Fatefully, when Jesse was young, his parents bought a place in Pennsylvania in order to get away from NYC in the summers. In the neighborhood there were two girls of his age as well -- Ava and Chloe -- and they became close summer friends. They never bothered to stay in touch during the year and they safely knew that they were friends and nothing more. But maintaining the friendship has grown harder as they have grown older. Jesse fantasizes about going out with Ava, but knows she doesn't care for him in that way.
The summer of 2019 (between their sophomore and junior years) begins fortuitously with the three of them taking a ceremonial leap off of a nearby bridge together as part of a local rite of passage. But it is also a summer when they will take much riskier leaps together. By the end of the summer, Jesse and Chloe find themselves together, but neither one knows what it means and things are left hanging.

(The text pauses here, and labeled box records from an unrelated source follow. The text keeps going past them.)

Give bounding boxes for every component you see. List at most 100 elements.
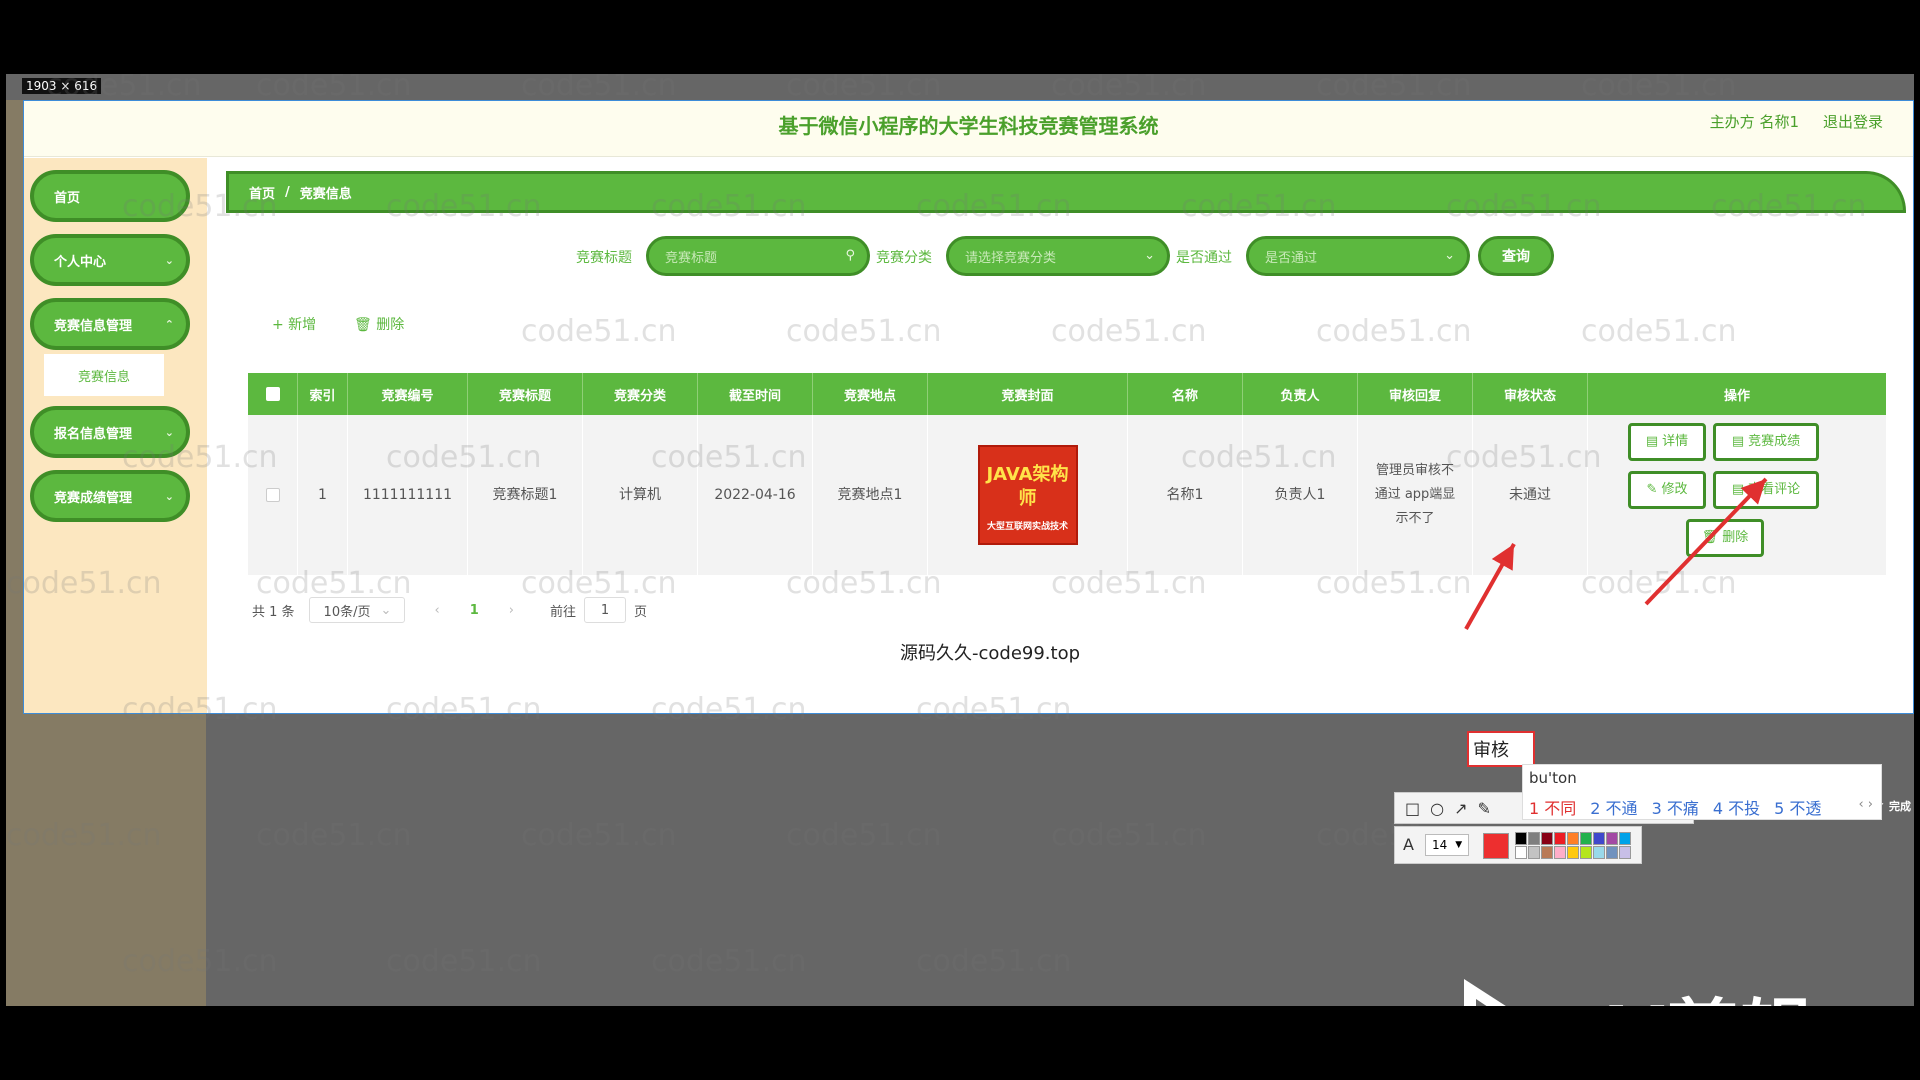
app-header: 基于微信小程序的大学生科技竞赛管理系统 主办方 名称1 退出登录 bbox=[24, 101, 1913, 157]
watermark: code51.cn bbox=[1051, 818, 1207, 853]
palette-color-swatch[interactable] bbox=[1580, 846, 1592, 859]
cell-status: 未通过 bbox=[1473, 415, 1588, 575]
pass-select[interactable]: 是否通过 ⌄ bbox=[1246, 236, 1470, 276]
watermark: code51.cn bbox=[1316, 74, 1472, 103]
palette-color-swatch[interactable] bbox=[1619, 832, 1631, 845]
annotation-textbox[interactable]: 审核 bbox=[1467, 731, 1535, 767]
dimmed-sidebar-strip bbox=[23, 714, 206, 1006]
page-number-current[interactable]: 1 bbox=[470, 603, 479, 618]
palette-color-swatch[interactable] bbox=[1528, 846, 1540, 859]
palette-color-swatch[interactable] bbox=[1606, 846, 1618, 859]
batch-delete-label: 删除 bbox=[376, 317, 405, 333]
palette-color-swatch[interactable] bbox=[1554, 832, 1566, 845]
pen-tool-icon[interactable]: ✎ bbox=[1478, 799, 1491, 818]
palette-color-swatch[interactable] bbox=[1515, 832, 1527, 845]
select-all-checkbox[interactable] bbox=[265, 387, 280, 401]
ime-candidate[interactable]: 2 不通 bbox=[1590, 795, 1637, 819]
palette-color-swatch[interactable] bbox=[1619, 846, 1631, 859]
breadcrumb-home[interactable]: 首页 bbox=[249, 183, 275, 202]
watermark: code51.cn bbox=[916, 944, 1072, 979]
palette-color-swatch[interactable] bbox=[1593, 846, 1605, 859]
arrow-tool-icon[interactable]: ↗ bbox=[1454, 799, 1467, 818]
prev-page-button[interactable]: ‹ bbox=[435, 603, 440, 618]
batch-delete-button[interactable]: 🗑 删除 bbox=[354, 314, 404, 334]
color-palette bbox=[1515, 832, 1635, 860]
score-button[interactable]: ▤ 竞赛成绩 bbox=[1713, 423, 1819, 461]
pass-filter-label: 是否通过 bbox=[1176, 250, 1232, 266]
edit-label: 修改 bbox=[1661, 482, 1688, 497]
cover-image[interactable]: JAVA架构师 大型互联网实战技术 bbox=[977, 445, 1078, 545]
detail-button[interactable]: ▤ 详情 bbox=[1628, 423, 1706, 461]
column-header: 竞赛封面 bbox=[928, 373, 1128, 415]
select-all-cell bbox=[248, 373, 298, 415]
palette-color-swatch[interactable] bbox=[1515, 846, 1527, 859]
screen-recording-frame: 1903 × 616 基于微信小程序的大学生科技竞赛管理系统 主办方 名称1 退… bbox=[0, 0, 1920, 1080]
trash-icon: 🗑 bbox=[354, 317, 377, 333]
category-select[interactable]: 请选择竞赛分类 ⌄ bbox=[946, 236, 1170, 276]
table-row: 1 1111111111 竞赛标题1 计算机 2022-04-16 竞赛地点1 … bbox=[248, 415, 1886, 575]
ime-candidates: 1 不同 2 不通 3 不痛 4 不投 5 不透 bbox=[1529, 795, 1821, 819]
delete-button[interactable]: 🗑 删除 bbox=[1686, 519, 1764, 557]
next-page-button[interactable]: › bbox=[509, 603, 514, 618]
goto-label: 前往 bbox=[550, 604, 577, 620]
palette-color-swatch[interactable] bbox=[1541, 846, 1553, 859]
sidebar-item-label: 首页 bbox=[54, 190, 81, 206]
current-color-swatch[interactable] bbox=[1483, 833, 1509, 859]
chevron-down-icon: ⌄ bbox=[1444, 248, 1455, 263]
ime-page-arrows[interactable]: ‹ › bbox=[1858, 797, 1873, 812]
palette-color-swatch[interactable] bbox=[1593, 832, 1605, 845]
page-size-select[interactable]: 10条/页 ⌄ bbox=[308, 597, 405, 623]
score-label: 竞赛成绩 bbox=[1748, 434, 1801, 449]
watermark: code51.cn bbox=[521, 818, 677, 853]
pagination: 共 1 条 10条/页 ⌄ ‹ 1 › 前往 1 页 bbox=[252, 597, 647, 623]
cell-number: 1111111111 bbox=[348, 415, 468, 575]
column-header: 竞赛编号 bbox=[348, 373, 468, 415]
rectangle-tool-icon[interactable]: □ bbox=[1405, 799, 1420, 818]
ime-candidate[interactable]: 1 不同 bbox=[1529, 795, 1576, 819]
palette-color-swatch[interactable] bbox=[1567, 846, 1579, 859]
sidebar-item-home[interactable]: 首页 bbox=[30, 170, 190, 222]
column-header: 负责人 bbox=[1243, 373, 1358, 415]
palette-color-swatch[interactable] bbox=[1541, 832, 1553, 845]
sidebar-item-registration-management[interactable]: 报名信息管理 ⌄ bbox=[30, 406, 190, 458]
dimmed-left-strip bbox=[6, 100, 23, 1006]
sidebar-item-score-management[interactable]: 竞赛成绩管理 ⌄ bbox=[30, 470, 190, 522]
page-size-value: 10条/页 bbox=[323, 604, 371, 620]
chevron-up-icon: ⌃ bbox=[164, 318, 174, 331]
view-comments-button[interactable]: ▤ 查看评论 bbox=[1713, 471, 1819, 509]
add-button[interactable]: + 新增 bbox=[272, 314, 316, 334]
watermark: code51.cn bbox=[256, 74, 412, 103]
watermark: code51.cn bbox=[786, 74, 942, 103]
palette-color-swatch[interactable] bbox=[1528, 832, 1540, 845]
palette-color-swatch[interactable] bbox=[1606, 832, 1618, 845]
chevron-down-icon: ▼ bbox=[1455, 840, 1463, 850]
cell-actions: ▤ 详情 ▤ 竞赛成绩 ✎ 修改 ▤ 查看评论 🗑 删除 bbox=[1588, 415, 1886, 575]
goto-page-input[interactable]: 1 bbox=[584, 597, 627, 623]
font-size-select[interactable]: 14 ▼ bbox=[1425, 834, 1469, 856]
title-search-input[interactable]: 竞赛标题 ⚲ bbox=[646, 236, 870, 276]
detail-label: 详情 bbox=[1662, 434, 1689, 449]
chevron-down-icon: ⌄ bbox=[164, 426, 174, 439]
query-button[interactable]: 查询 bbox=[1478, 236, 1554, 276]
palette-color-swatch[interactable] bbox=[1567, 832, 1579, 845]
sidebar-item-competition-management[interactable]: 竞赛信息管理 ⌃ bbox=[30, 298, 190, 350]
palette-color-swatch[interactable] bbox=[1554, 846, 1566, 859]
row-checkbox[interactable] bbox=[265, 488, 280, 502]
cell-category: 计算机 bbox=[583, 415, 698, 575]
source-stamp-text: 源码久久-code99.top bbox=[900, 643, 1081, 664]
sidebar-subitem-competition-info[interactable]: 竞赛信息 bbox=[44, 354, 164, 396]
current-user-label: 主办方 名称1 bbox=[1709, 113, 1799, 131]
sidebar-item-label: 竞赛成绩管理 bbox=[54, 490, 133, 506]
ellipse-tool-icon[interactable]: ○ bbox=[1430, 799, 1444, 818]
ime-candidate[interactable]: 3 不痛 bbox=[1652, 795, 1699, 819]
category-select-placeholder: 请选择竞赛分类 bbox=[965, 250, 1057, 266]
ime-candidate[interactable]: 5 不透 bbox=[1774, 795, 1821, 819]
ime-candidate[interactable]: 4 不投 bbox=[1713, 795, 1760, 819]
palette-color-swatch[interactable] bbox=[1580, 832, 1592, 845]
chevron-down-icon: ⌄ bbox=[164, 490, 174, 503]
logout-link[interactable]: 退出登录 bbox=[1823, 111, 1883, 132]
edit-button[interactable]: ✎ 修改 bbox=[1628, 471, 1706, 509]
header-user-area: 主办方 名称1 退出登录 bbox=[1710, 111, 1883, 132]
column-header: 名称 bbox=[1128, 373, 1243, 415]
text-tool-icon[interactable]: A bbox=[1403, 835, 1414, 854]
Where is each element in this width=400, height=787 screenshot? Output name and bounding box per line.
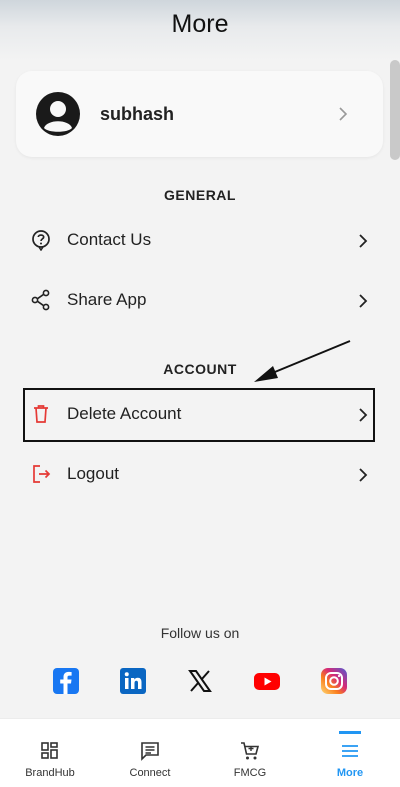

Back home during the fall, Jesse's parents are separating and when he reaches out to Chloe for support, she doesn't answer. So, he turns to Ava and things start developing between them. Or do they? It would seem that the friendships are changing, but the more they do so, they more a sense of dread develops that they are losing each other. And then in March, everything changes as the world shuts down for Covid.
The arrival of Covid is interesting but not really organic to the story. And the book loses its focus as Sonnenblick shifts the story to the challenges that the three of them face trying to sort out their feelings in isolation (not that any of it seems to stop them from spending a lot of time in close proximity). For that reason and others, there really isn't anything essential about the Covid Pandemic to the plot and it is actually distracting. I’ve been waiting for a good historical YA set during the Pandemic. This might have been it, but the first 2/3 of the novel isn’t about Covid and thus the story isn’t either.
I still loved the characters, their near misses and misunderstandings, and the anxieties about the changing nature of their friendships are topics that are all handled well.